Comments on A181897 from Gregory Gerard Wojnar, Sep 29 2020

(1)
As the number of entries in row n of the triangle is the partition number p(n), cf. A000041, order all partitions of n as follows.  Let the first partition of n be the sum of n 1's [represented as (1,1,1,...,1)] and the p(n)th partition of n be simply n [represented as (n)]; representing each partition by listing its parts in increasing size [e.g., (1,1,2) represents the partition 1+1+2 of 4], order these representations in lexicographic order.  E.g., the 5 partitions of 4 are ordered (1,1,1,1) < (1,1,2) < (1,3) < (2,2) < (4). Sign each of the entries of the rows of this sequence with (-1)^k(P) where k(P) is the number of parts in partition P.  E.g., row 4 of this triangle becomes +1, -6, +8, +3, -6.  Then the sum of all such signed entries in each row is always 0, with the exception of row 1. 

(2)
Represent an integer partition of N as an N-tuple (m_j)_{j=1...N} such that Sum_{j=1...N}(j*m_j)=N, i.e., m_j is the multiplicity (i.e., the number of occurrences) of j in the partition.

For any such partition P, denote the number of parts of P by k(P)=Sum_{j=1...N}m_j.

For any such partition P, and for any square matrix A, define tr_P(A):= Product_{j=1...N}tr(A^j)^m_j where tr() denotes the trace of a square matrix.

For a fixed N, order the set of all integer partitions of N, represented as above, in reverse lexicographic order; equivalently, defining B^P:= Sum_{j=1...N}(m_j*B^(N-j) for any base B>= N+1, order the partitions from largest B^P value to smallest B^P value, with ord(P)=1 for the largest B^P and ord(P)=p(N) for the smallest B^P where p(N) equals the number of integer partitions of N, cf.
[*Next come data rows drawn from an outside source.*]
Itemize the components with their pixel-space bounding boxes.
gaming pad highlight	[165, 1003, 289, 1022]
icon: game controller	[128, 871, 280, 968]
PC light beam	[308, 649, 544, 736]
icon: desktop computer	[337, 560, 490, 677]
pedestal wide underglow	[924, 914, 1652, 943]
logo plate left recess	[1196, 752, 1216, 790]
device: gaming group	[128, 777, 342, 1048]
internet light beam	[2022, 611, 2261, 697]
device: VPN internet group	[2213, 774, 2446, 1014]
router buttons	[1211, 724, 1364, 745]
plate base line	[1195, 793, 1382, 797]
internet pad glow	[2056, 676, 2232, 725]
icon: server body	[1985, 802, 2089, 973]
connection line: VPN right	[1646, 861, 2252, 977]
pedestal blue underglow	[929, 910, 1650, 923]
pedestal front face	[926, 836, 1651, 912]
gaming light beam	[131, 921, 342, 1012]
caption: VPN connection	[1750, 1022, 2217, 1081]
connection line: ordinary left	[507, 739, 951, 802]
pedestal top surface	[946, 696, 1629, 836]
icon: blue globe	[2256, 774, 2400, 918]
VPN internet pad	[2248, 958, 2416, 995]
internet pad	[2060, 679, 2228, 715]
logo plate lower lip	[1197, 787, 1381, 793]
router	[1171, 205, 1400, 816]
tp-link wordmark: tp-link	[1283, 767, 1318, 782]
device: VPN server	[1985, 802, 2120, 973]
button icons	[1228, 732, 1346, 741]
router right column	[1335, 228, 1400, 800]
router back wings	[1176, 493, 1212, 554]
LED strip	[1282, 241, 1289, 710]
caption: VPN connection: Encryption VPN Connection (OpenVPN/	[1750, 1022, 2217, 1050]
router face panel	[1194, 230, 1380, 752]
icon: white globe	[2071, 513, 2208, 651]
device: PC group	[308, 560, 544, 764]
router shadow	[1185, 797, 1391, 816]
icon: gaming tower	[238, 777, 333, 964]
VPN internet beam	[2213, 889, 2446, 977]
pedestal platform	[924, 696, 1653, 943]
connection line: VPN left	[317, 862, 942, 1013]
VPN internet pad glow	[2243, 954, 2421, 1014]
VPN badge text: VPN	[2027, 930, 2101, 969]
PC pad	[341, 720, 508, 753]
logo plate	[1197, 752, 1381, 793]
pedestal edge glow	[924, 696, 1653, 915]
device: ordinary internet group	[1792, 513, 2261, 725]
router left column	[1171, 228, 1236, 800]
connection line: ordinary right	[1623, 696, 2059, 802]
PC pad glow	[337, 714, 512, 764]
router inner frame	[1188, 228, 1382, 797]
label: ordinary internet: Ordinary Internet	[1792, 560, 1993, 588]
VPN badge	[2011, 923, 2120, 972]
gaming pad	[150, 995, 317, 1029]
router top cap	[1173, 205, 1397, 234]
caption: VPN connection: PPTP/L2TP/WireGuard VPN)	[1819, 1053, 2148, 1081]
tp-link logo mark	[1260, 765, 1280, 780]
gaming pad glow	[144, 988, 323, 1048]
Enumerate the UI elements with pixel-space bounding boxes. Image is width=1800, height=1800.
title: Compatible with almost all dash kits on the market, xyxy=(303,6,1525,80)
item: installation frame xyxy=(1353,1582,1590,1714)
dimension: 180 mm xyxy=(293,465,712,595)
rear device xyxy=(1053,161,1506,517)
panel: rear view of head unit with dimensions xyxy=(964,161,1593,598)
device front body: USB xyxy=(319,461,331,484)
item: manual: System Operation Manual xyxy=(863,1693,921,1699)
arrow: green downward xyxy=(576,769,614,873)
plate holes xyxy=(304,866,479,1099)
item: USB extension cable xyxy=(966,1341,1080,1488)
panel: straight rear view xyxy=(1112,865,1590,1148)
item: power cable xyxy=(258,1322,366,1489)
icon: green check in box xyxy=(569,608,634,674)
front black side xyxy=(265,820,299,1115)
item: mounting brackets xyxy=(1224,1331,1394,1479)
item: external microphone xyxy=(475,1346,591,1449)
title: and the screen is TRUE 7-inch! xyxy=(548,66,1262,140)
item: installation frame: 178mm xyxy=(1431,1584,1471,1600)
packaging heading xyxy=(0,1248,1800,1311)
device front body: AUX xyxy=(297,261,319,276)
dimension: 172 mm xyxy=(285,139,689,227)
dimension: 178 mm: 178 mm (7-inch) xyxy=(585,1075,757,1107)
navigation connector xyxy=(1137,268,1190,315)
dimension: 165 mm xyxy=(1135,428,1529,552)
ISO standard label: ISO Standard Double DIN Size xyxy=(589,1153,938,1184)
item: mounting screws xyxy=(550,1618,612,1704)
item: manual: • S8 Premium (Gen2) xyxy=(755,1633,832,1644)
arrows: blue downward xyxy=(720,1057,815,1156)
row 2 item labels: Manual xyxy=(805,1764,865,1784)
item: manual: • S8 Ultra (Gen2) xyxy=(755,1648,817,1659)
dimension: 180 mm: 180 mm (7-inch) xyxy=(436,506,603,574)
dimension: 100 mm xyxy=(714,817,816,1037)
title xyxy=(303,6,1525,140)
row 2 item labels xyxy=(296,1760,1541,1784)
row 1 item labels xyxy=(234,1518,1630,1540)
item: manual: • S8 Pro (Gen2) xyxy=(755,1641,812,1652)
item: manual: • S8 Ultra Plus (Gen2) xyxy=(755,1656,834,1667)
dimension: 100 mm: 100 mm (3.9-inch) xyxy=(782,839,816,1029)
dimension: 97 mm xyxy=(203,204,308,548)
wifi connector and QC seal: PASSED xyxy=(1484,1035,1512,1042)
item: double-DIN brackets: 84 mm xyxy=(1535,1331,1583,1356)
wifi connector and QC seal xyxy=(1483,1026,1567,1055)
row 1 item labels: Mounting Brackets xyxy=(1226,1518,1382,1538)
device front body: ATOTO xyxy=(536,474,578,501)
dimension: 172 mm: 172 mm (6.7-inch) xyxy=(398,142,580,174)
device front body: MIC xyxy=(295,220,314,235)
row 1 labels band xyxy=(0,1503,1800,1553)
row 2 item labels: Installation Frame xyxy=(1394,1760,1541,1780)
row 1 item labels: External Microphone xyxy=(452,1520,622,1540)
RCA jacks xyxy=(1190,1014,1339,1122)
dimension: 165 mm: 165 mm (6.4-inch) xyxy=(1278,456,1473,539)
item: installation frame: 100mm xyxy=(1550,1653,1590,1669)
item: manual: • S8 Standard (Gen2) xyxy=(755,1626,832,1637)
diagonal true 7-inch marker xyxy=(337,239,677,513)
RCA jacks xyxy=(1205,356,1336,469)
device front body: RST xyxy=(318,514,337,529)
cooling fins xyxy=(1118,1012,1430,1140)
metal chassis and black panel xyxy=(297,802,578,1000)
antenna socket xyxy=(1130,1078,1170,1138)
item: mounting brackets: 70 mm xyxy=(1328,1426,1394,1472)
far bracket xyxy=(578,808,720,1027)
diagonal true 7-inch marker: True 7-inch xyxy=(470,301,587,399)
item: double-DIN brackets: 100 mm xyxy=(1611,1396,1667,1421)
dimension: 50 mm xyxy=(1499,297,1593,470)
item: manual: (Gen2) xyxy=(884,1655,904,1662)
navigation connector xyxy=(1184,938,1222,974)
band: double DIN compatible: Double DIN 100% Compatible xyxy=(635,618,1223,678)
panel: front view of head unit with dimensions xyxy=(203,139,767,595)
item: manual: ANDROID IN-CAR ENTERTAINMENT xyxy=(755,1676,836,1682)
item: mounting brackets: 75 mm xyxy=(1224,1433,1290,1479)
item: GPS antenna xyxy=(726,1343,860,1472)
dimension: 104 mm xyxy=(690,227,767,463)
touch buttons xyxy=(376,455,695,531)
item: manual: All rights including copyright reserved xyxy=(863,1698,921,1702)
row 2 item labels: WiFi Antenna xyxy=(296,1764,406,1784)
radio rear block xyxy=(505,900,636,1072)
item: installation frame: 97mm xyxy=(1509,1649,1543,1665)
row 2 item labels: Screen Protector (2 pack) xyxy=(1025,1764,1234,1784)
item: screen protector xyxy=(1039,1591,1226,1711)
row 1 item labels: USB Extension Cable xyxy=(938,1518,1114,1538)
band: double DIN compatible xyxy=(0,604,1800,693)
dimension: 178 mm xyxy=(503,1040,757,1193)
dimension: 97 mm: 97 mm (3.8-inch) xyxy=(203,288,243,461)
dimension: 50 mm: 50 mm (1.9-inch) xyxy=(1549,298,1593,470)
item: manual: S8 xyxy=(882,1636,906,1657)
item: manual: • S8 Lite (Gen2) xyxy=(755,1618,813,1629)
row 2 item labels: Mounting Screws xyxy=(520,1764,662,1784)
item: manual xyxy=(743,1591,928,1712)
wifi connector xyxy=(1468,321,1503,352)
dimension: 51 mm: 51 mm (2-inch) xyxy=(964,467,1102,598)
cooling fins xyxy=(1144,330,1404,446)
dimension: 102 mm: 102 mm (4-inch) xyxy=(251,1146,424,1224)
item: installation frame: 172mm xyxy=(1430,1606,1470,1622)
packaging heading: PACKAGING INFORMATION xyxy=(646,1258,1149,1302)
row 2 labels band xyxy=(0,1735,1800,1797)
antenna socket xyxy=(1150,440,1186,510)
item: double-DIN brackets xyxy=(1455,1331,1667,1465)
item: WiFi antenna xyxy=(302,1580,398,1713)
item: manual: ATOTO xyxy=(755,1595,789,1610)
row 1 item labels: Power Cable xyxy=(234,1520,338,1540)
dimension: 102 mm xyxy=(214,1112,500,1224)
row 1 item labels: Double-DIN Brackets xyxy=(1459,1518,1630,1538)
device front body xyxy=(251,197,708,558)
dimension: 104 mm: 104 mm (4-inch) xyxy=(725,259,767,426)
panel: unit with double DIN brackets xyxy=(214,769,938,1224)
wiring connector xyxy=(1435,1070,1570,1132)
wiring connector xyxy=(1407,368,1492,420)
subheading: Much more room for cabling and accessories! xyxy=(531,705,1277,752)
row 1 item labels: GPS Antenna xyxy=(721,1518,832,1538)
A000041.

Let Part(N) denote the set of all integer partitions of N.

Finally, define for any nonnegative integer i, generalized determinants per D_i(A):= (1/i!)*Sum_{P in Part(i)}(-1)^(i-k(P))*T(n+1, ord(P)-1)*tr_P(A), where T(q, r) is this sequence, augmented by the additional datum T(0,1)=1 for a "row 0" not present in the above triangle [for the correspondence of the entries of row n of this triangle to partitions of n, this "row 0" corresponds to the trivial or empty partition of 0].

Then if A is an N X N matrix, it holds that D_N(A)=det(A) and the characteristic polynomial of A is c_A(t):= det(A-t.Id) = Sum_{i+j=N; 0<=i, j<=N}D_i(A)*(-t)^j where Id is the N X N identity matrix.  Thus the D_i(A) form a sequence of functions stepping from the trace tr(A) = D_1(A) to the determinant det(A) = D_N(A).

Further, these generalized determinants satisfy the recursion D_I(A) = (1/I)*Sum_{i=1...I; j=I-i}(-1)^i*tr(A^i)*D_j(A).